Esma Ben Said
08 Mai 2018•Mise à jour: 08 Mai 2018
AA / Kinshasa / Pascal Mulegwa
Les corps des quatre accompagnateurs congolais des deux experts de l’ONU tués en mars 2017 dans la région du Kasaï (Centre de la RDC) alors qu’ils enquêtaient sur des violences dans la région, ont été retrouvés, a appris mardi Anadolu de source officielle congolaise.
"Nos équipes ont découvert ces corps depuis le 24 avril, le temps pour le médecin légiste de lier par des examens les noms aux dépouilles", a déclaré à Anadolu la ministre congolaise des droits humains, Marie-Ange Mushobekwa.
D’après la même responsable, les cadavres de ces trois conducteurs de moto et d’un interprète ont été découverts dans le village de Moyo Musuila, à environ 60 kilomètres au nord de la ville de Kananga, capitale de la province du Kasaï-central qui fut le bastion de l’insurrection des miliciens Kamwina Nsapu contre l’Etat.
L'américain Michael Sharp, la suedo-chilienne Zaida Catalan et les quatre accompagnateurs congolais ont disparu le 12 mars 2017 autour de la ville de Kananga, alors qu'ils enquêtaient sur les violences qui ont ravagé la région du Kasaï.

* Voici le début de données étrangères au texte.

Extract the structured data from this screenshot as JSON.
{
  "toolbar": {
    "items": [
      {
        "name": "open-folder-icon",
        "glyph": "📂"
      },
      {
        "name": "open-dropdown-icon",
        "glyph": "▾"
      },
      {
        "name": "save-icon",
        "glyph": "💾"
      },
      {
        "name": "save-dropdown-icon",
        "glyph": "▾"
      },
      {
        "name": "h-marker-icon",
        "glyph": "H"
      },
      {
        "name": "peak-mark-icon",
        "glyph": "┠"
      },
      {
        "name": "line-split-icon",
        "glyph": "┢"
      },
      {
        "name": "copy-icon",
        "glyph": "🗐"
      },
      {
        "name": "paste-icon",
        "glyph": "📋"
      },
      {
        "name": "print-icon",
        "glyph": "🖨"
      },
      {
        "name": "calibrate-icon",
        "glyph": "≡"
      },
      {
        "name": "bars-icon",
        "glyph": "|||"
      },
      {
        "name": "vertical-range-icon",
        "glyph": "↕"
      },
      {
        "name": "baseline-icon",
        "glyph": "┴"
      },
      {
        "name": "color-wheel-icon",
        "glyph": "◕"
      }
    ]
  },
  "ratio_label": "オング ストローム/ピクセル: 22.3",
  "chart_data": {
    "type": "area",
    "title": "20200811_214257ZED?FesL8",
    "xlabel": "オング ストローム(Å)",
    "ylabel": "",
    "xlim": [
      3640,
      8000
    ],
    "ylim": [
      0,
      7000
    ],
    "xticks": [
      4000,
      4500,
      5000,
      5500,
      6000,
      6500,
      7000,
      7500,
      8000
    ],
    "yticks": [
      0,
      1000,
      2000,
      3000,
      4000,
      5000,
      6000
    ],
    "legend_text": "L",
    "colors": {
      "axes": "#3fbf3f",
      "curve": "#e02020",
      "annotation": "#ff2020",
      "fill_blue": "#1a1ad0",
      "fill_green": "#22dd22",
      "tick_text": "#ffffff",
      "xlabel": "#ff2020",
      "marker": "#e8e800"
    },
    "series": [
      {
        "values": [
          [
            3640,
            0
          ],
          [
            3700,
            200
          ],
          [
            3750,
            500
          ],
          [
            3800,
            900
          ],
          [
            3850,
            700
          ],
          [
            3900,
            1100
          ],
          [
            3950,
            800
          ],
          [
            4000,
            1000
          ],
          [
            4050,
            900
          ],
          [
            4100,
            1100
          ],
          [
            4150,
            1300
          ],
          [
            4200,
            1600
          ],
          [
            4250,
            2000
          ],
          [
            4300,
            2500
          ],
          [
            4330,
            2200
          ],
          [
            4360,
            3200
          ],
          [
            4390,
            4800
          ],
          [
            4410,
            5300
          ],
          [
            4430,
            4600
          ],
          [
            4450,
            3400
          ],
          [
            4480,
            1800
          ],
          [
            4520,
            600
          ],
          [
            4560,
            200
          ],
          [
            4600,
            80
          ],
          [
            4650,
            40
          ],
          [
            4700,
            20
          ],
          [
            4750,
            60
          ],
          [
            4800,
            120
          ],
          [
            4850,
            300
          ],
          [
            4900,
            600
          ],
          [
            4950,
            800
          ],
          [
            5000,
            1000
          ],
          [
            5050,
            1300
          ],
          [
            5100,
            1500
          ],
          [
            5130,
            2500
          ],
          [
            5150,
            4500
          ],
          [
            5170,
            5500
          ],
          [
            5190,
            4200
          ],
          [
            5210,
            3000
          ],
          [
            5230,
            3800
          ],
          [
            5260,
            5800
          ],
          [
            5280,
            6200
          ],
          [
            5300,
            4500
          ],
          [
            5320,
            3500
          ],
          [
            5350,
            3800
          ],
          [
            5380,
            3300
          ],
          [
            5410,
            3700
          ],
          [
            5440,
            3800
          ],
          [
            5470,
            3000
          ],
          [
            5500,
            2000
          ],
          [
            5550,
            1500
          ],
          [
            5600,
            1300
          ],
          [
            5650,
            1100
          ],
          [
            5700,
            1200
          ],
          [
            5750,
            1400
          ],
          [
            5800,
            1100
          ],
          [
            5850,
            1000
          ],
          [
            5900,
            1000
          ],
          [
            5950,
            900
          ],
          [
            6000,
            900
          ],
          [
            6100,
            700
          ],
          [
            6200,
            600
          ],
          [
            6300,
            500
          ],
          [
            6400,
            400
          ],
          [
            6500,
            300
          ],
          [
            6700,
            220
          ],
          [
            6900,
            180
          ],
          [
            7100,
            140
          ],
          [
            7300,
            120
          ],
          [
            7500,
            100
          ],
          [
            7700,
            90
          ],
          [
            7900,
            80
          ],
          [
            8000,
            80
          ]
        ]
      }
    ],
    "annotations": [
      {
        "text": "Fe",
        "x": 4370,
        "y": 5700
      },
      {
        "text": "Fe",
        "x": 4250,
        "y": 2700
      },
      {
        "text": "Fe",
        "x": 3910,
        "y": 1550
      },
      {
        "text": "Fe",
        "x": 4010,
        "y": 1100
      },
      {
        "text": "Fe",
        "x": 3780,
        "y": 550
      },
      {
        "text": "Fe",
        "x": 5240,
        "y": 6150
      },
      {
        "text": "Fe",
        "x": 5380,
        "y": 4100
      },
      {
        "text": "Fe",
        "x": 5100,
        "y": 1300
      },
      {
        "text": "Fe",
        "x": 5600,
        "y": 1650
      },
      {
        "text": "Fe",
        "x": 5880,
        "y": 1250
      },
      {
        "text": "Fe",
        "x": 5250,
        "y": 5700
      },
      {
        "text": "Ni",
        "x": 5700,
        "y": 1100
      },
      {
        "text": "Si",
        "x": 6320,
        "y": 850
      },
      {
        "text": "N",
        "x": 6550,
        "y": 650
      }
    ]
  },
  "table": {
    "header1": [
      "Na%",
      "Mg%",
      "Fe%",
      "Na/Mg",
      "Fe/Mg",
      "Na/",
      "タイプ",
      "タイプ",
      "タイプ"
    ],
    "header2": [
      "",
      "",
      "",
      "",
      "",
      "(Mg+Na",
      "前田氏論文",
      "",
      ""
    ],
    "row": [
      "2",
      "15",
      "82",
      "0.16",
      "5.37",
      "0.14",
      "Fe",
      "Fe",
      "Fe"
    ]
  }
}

Les corps de deux experts missionnés par le secrétaire général de l'ONU Antonio Guterres, ont été retrouvés dans des fosses communes peu profondes 15 jours plus tard. Le secrétaire général de l'ONU avait fin 2017, nommé le procureur canadien Robert Petit pour accompagner la justice congolaise dans les enquêtes.

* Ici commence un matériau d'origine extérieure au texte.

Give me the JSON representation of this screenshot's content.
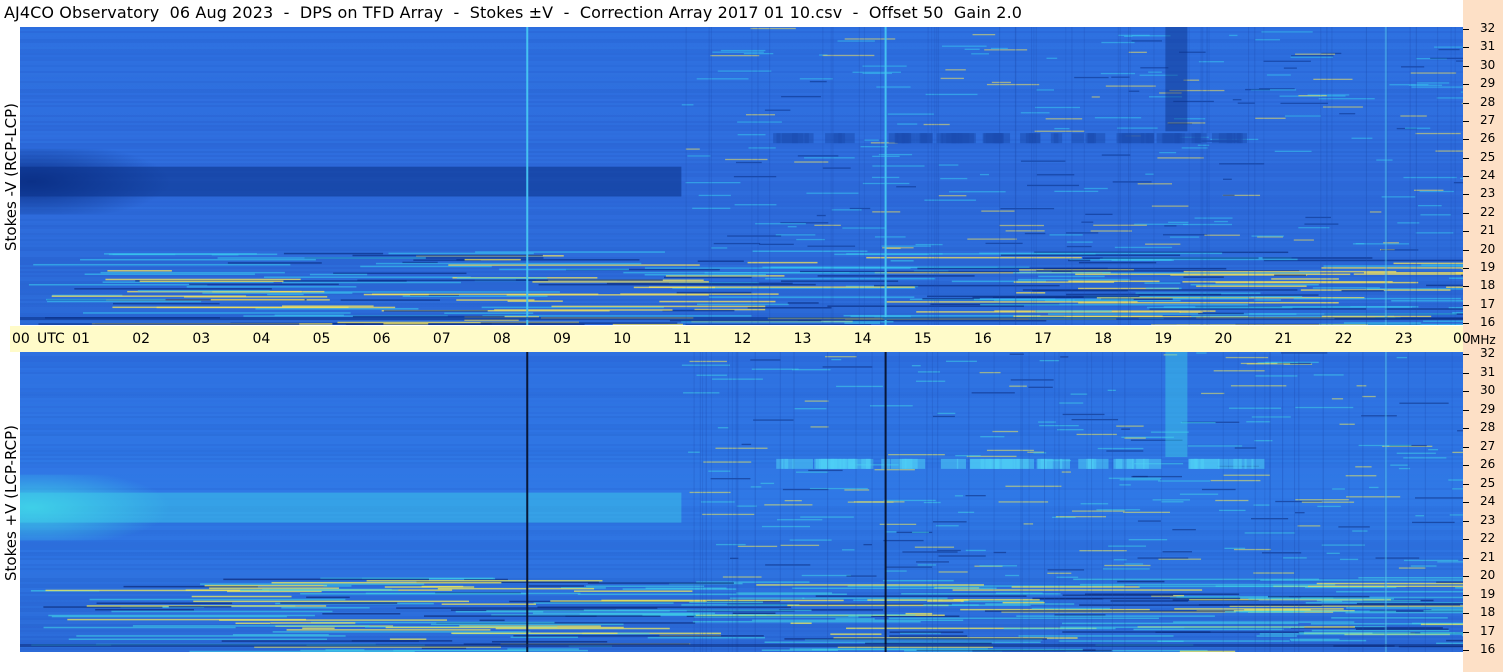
{
  "title": "AJ4CO Observatory  06 Aug 2023  -  DPS on TFD Array  -  Stokes ±V  -  Correction Array 2017 01 10.csv  -  Offset 50  Gain 2.0",
  "chart_data": [
    {
      "type": "heatmap",
      "panel": "top",
      "ylabel": "Stokes -V (RCP-LCP)",
      "x_ticks": [
        "00",
        "UTC",
        "01",
        "02",
        "03",
        "04",
        "05",
        "06",
        "07",
        "08",
        "09",
        "10",
        "11",
        "12",
        "13",
        "14",
        "15",
        "16",
        "17",
        "18",
        "19",
        "20",
        "21",
        "22",
        "23",
        "00",
        "MHz"
      ],
      "y_ticks": [
        "32",
        "31",
        "30",
        "29",
        "28",
        "27",
        "26",
        "25",
        "24",
        "23",
        "22",
        "21",
        "20",
        "19",
        "18",
        "17",
        "16"
      ],
      "ylim": [
        16,
        32
      ],
      "xlim": [
        0,
        24
      ],
      "colors": {
        "base": "#2e6bdc",
        "dark": "#0a2f86",
        "bright": "#39c8f0",
        "hot": "#f5e35a"
      }
    },
    {
      "type": "heatmap",
      "panel": "bottom",
      "ylabel": "Stokes +V (LCP-RCP)",
      "y_ticks": [
        "32",
        "31",
        "30",
        "29",
        "28",
        "27",
        "26",
        "25",
        "24",
        "23",
        "22",
        "21",
        "20",
        "19",
        "18",
        "17",
        "16"
      ],
      "ylim": [
        16,
        32
      ],
      "xlim": [
        0,
        24
      ],
      "colors": {
        "base": "#2f78e6",
        "dark": "#0b2a7a",
        "bright": "#3fd2e8",
        "hot": "#f0ea5a"
      }
    }
  ],
  "axis": {
    "hours": [
      "00",
      "01",
      "02",
      "03",
      "04",
      "05",
      "06",
      "07",
      "08",
      "09",
      "10",
      "11",
      "12",
      "13",
      "14",
      "15",
      "16",
      "17",
      "18",
      "19",
      "20",
      "21",
      "22",
      "23",
      "00"
    ],
    "utc_label": "UTC",
    "mhz_label": "MHz",
    "freqs": [
      "32",
      "31",
      "30",
      "29",
      "28",
      "27",
      "26",
      "25",
      "24",
      "23",
      "22",
      "21",
      "20",
      "19",
      "18",
      "17",
      "16"
    ]
  }
}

Les audiences du procès des assassins présumés ouvert depuis le 5 juin 2017 devant un tribunal militaire local sont suspendues depuis le mois d’octobre.
À ce jour, selon la ministre, 19 personnes soupçonnées d’avoir exécuté ou commandité la mort des deux experts ont été arrêtées.

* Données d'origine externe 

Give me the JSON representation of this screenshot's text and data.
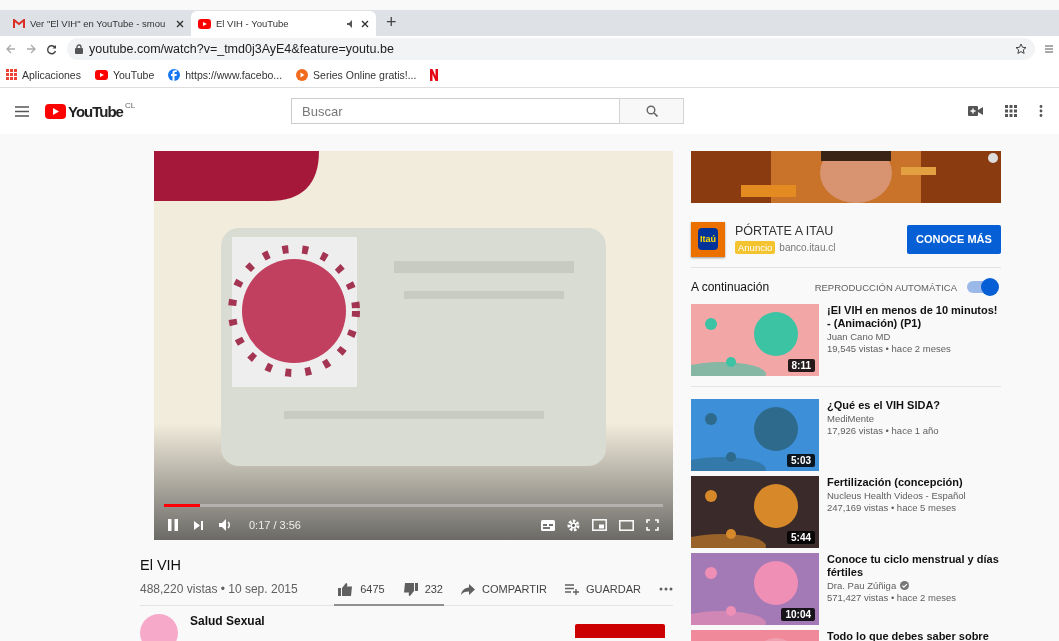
{
  "browser": {
    "tabs": [
      {
        "title": "Ver \"El VIH\" en YouTube - smou",
        "selected": false
      },
      {
        "title": "El VIH - YouTube",
        "selected": true
      }
    ],
    "new_tab": "+",
    "url": "youtube.com/watch?v=_tmd0j3AyE4&feature=youtu.be",
    "bookmarks": [
      "Aplicaciones",
      "YouTube",
      "https://www.facebo...",
      "Series Online gratis!..."
    ]
  },
  "header": {
    "logo_text": "YouTube",
    "country": "CL",
    "search": {
      "placeholder": "Buscar"
    }
  },
  "player": {
    "playing": true,
    "progress": {
      "level": 0.072
    },
    "time": "0:17 / 3:56"
  },
  "video": {
    "title": "El VIH",
    "meta": "488,220 vistas • 10 sep. 2015",
    "likes": "6475",
    "dislikes": "232",
    "share": "COMPARTIR",
    "save": "GUARDAR",
    "channel": "Salud Sexual"
  },
  "ad": {
    "logo": "Itaú",
    "headline": "PÓRTATE A ITAU",
    "badge": "Anuncio",
    "domain": "banco.itau.cl",
    "button": "CONOCE MÁS"
  },
  "up_next": {
    "heading": "A continuación",
    "autoplay": {
      "label": "REPRODUCCIÓN AUTOMÁTICA",
      "on": true
    }
  },
  "videos": [
    {
      "title": "¡El VIH en menos de 10 minutos! - (Animación) (P1)",
      "channel": "Juan Cano MD",
      "verified": false,
      "meta": "19,545 vistas • hace 2 meses",
      "duration": "8:11"
    },
    {
      "title": "¿Qué es el VIH SIDA?",
      "channel": "MediMente",
      "verified": false,
      "meta": "17,926 vistas • hace 1 año",
      "duration": "5:03"
    },
    {
      "title": "Fertilización (concepción)",
      "channel": "Nucleus Health Videos - Español",
      "verified": false,
      "meta": "247,169 vistas • hace 5 meses",
      "duration": "5:44"
    },
    {
      "title": "Conoce tu ciclo menstrual y días fértiles",
      "channel": "Dra. Pau Zúñiga",
      "verified": true,
      "meta": "571,427 vistas • hace 2 meses",
      "duration": "10:04"
    },
    {
      "title": "Todo lo que debes saber sobre"
    }
  ]
}
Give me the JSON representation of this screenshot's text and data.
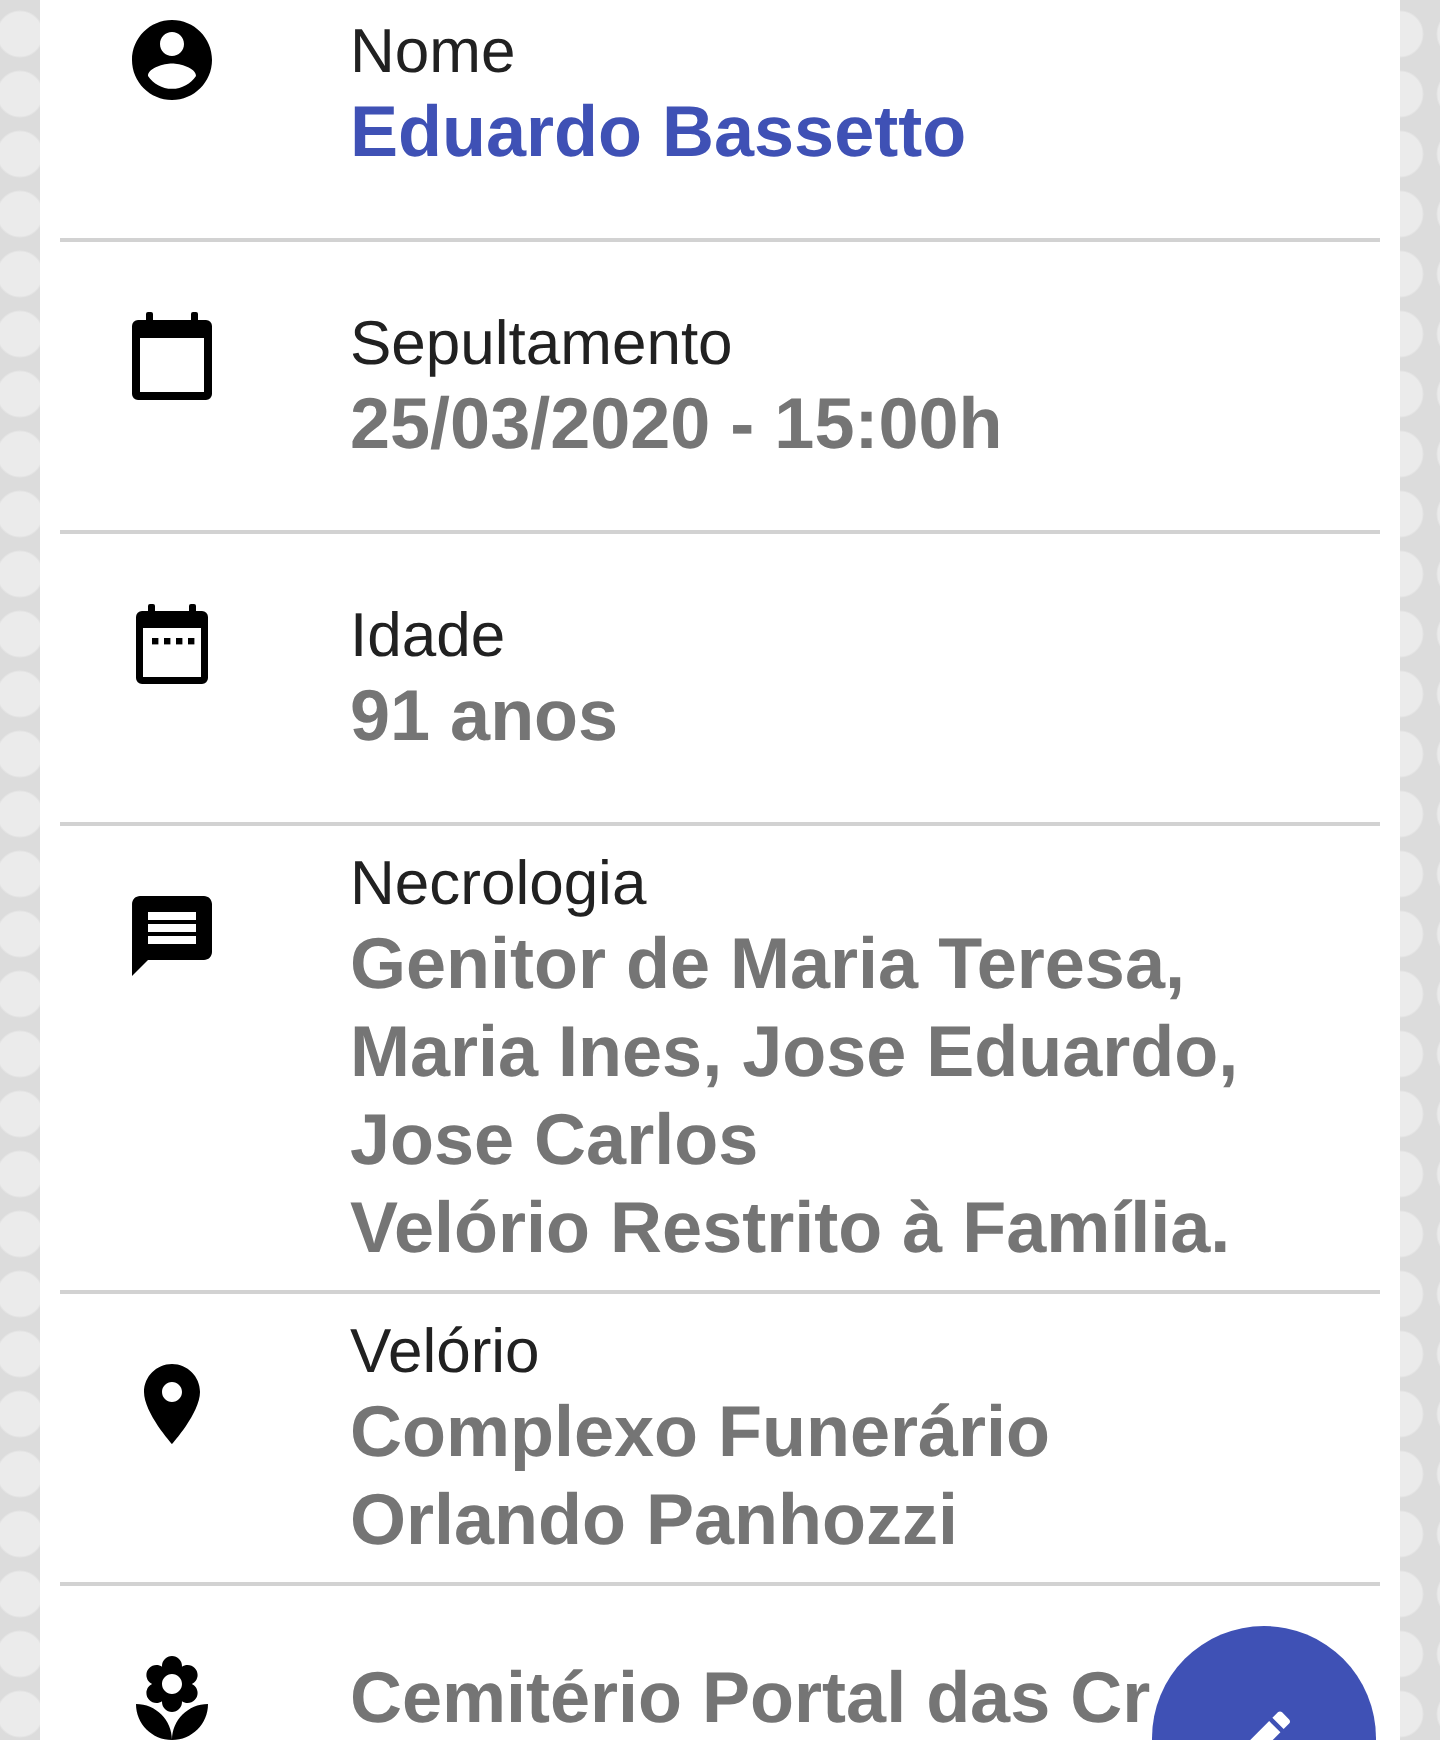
{
  "fields": [
    {
      "kind": "name",
      "label": "Nome",
      "value": "Eduardo Bassetto"
    },
    {
      "kind": "burial",
      "label": "Sepultamento",
      "value": "25/03/2020 - 15:00h"
    },
    {
      "kind": "age",
      "label": "Idade",
      "value": "91 anos"
    },
    {
      "kind": "obituary",
      "label": "Necrologia",
      "value": "Genitor de Maria Teresa,\nMaria Ines, Jose Eduardo,\nJose Carlos\nVelório Restrito à Família."
    },
    {
      "kind": "wake",
      "label": "Velório",
      "value": "Complexo Funerário\nOrlando Panhozzi"
    },
    {
      "kind": "cemetery",
      "value": "Cemitério Portal das Cr"
    }
  ]
}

Selon la version de Kinshasa, les deux experts ont été tués par des "terroristes" de la milice Kamwina Nsapu des partisans et jeunes du Kasaï révoltés après que la police épaulée par l’armée a tué en Aout 2016 leur chef traditionnel.
Dans cette affaire, l'ONU détient deux rapports réalisés par ses enquêteurs.
L’un, datant de juin, évoque un "guet-apens prémédité", sans exclure l'implication de membres de la sécurité d'Etat, alors que l’autre, émis en mois d’août, évoque un crime commis par des miliciens.
Dans la vaste insurrection au Kasaï - marquée par la riposte de l’armée, pas moins de 5000 personnes ont été tuées entre aout 2016 et Juin 2017, d’après des chiffres de l’ONU. Un millier de morts d’après Kinshasa et plus de 3 300, selon l'Eglise Catholique, plus grande structure sociale du pays.